Ahora soy la protagonista de mi vida - Camila Durán.


He luchado con mi baja autoestima muchos años, era una lucha constante y duré mucho tiempo sin ver una salida. Lo había tomado como una parte de mi esencia y pensaba que no era posible cambiarlo: “eso era, María Camila, una mujer con baja autoestima.”

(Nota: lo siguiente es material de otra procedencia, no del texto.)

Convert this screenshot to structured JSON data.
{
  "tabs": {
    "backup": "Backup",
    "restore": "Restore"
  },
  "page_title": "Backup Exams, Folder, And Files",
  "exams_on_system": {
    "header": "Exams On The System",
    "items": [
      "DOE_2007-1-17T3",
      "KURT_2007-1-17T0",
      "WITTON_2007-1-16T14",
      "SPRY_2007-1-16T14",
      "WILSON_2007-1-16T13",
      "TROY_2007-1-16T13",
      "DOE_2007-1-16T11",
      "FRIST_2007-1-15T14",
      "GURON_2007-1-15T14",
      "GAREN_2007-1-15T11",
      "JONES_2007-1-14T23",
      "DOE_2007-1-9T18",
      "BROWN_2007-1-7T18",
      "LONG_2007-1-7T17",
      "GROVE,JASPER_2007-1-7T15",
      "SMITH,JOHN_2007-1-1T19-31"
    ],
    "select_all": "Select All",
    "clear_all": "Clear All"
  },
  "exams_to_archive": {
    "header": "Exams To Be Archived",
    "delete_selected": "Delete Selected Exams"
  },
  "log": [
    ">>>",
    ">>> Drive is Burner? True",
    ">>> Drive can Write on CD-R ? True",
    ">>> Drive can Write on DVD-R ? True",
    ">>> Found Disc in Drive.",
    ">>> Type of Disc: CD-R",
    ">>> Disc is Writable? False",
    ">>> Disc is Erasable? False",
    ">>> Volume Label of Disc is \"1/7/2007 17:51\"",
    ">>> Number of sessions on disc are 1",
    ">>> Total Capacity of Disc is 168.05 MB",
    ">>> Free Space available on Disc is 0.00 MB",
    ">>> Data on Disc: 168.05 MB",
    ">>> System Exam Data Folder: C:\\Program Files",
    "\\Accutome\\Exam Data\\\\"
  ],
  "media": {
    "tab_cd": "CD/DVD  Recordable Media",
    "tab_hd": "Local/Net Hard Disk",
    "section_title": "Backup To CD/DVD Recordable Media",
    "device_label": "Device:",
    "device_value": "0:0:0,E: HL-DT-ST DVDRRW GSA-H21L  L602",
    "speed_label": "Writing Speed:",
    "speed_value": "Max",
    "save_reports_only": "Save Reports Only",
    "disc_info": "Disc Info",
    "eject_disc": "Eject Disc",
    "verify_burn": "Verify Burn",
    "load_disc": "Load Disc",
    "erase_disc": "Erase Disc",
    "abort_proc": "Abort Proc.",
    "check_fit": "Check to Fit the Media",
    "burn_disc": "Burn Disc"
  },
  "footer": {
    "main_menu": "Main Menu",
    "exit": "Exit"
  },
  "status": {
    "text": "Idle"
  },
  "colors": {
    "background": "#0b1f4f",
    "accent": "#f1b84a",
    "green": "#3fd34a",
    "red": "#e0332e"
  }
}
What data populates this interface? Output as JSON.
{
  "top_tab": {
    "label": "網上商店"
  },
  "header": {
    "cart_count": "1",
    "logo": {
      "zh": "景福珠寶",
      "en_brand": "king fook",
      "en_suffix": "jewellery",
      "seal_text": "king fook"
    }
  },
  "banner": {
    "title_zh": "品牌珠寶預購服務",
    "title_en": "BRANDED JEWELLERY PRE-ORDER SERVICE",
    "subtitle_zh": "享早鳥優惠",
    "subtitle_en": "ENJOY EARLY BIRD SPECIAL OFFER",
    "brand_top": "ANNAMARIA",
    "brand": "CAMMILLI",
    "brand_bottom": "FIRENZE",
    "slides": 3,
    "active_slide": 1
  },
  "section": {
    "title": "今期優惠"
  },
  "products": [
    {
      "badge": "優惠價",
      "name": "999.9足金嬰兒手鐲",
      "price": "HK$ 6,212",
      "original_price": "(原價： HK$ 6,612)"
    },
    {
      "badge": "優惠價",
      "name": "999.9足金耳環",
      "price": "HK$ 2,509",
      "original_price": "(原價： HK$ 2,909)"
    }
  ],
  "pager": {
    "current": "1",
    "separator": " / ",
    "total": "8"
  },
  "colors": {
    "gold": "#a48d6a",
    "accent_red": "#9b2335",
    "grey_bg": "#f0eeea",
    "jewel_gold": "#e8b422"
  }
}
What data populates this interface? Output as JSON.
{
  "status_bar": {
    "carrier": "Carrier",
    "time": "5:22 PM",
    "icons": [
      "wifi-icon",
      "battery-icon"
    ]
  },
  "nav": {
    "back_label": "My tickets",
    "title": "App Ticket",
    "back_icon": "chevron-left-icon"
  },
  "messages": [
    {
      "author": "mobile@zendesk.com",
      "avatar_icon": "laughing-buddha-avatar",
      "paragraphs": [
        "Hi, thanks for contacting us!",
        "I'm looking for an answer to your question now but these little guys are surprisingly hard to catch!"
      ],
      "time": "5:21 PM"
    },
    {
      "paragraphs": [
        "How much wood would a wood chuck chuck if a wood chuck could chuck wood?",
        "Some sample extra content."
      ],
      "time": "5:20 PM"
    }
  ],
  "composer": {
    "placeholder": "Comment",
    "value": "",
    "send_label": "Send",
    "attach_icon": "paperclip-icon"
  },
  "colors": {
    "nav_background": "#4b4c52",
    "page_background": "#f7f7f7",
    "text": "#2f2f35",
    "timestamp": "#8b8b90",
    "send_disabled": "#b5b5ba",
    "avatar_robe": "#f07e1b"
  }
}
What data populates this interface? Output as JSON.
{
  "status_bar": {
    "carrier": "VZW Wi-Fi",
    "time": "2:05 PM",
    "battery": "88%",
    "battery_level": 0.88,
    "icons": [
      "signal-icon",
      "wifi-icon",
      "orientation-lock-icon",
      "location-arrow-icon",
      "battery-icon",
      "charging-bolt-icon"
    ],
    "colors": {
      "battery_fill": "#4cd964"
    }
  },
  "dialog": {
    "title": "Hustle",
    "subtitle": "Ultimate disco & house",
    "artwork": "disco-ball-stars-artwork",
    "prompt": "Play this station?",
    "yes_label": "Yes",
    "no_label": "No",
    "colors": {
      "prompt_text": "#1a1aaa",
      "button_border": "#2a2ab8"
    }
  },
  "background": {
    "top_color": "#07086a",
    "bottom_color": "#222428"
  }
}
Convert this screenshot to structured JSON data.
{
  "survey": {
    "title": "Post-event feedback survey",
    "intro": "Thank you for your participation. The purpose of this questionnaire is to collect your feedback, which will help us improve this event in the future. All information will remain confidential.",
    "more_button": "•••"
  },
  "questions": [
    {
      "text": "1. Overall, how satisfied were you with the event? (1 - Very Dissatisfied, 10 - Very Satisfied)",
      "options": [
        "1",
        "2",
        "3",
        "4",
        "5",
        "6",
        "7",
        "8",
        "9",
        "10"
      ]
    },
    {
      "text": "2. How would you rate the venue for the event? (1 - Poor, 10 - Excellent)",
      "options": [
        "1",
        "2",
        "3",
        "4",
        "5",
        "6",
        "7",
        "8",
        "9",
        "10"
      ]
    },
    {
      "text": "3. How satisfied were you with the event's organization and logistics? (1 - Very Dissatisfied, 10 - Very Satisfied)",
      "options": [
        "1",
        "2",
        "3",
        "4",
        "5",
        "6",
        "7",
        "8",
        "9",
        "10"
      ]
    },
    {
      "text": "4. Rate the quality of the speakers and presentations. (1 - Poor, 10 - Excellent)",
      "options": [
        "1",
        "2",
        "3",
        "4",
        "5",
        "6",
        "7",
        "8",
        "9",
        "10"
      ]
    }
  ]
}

Pasé por muchos momentos, especialmente mi lucha más grande, era con el peso, lo que trajo con ello muchos rebotes; paraba de comer mucho tiempo y después me comía lo que se apareciera. En otros momentos acudí a “ayuditas” arrepintiéndome de lo que había comido, pero nada de esto solucionaba el problema. Lo que veía en el espejo no me gustaba. Siempre buscaba culpables externos, “no me adelgazo por ésto”, “no puedo ir al gimnasio por lo otro” y así encontraba mil excusas para justificar que mi baja autoestima era culpa de otros y solo ellos podían arreglarlo.


Con ayuda de Dios entendí que el proceso de verme y sentirme tan valiosa, amada y hermosa como Él me ve no ocurriría por arte de magia, ¡necesitaba disciplina y hacerme cargo de mi misma! Fortalecer mi autoestima dependía de mí y de nadie más. Así que empecé a hacer cambios para gustarle a esa persona que veo en el espejo, a mí misma. Cambios como sacar tiempo para arreglarme, no por lo que los otros vean sino para yo sentirme orgullosa de estar haciendo cosas por mi. Cambios como tomar responsabilidad de mi salud mental, entender que el ir a un psicólogo una vez más no depende de si mis papás me lo quieren pagar o si están o no de acuerdo con ello, exclusivamente depende de mí y de mis ganas de querer sanar.


Este proceso ha sido MUY difícil, tengo días muy complicados porque hay momentos en los que abro heridas que no quería que nadie tocara, pero me atrevo a hacerlo porque sé que es lo necesario para sanarlas. Al final del día, por más dura que haya sido la sesión de terapia y me haya cuestionado el porqué de estar ahí, haya dudado de mí misma y el evitar el dolor me haya hecho pensar en incluso dejarlo, me quedo con esa sensación de sentirme orgullosa de mi misma, porque agarré las riendas de mi vida, ya no es ella la que me vive a mi sino soy yo la protagonista de mi vida y cada día doy pequeños pero sustanciosos pasos que me acercan a donde quiero estar.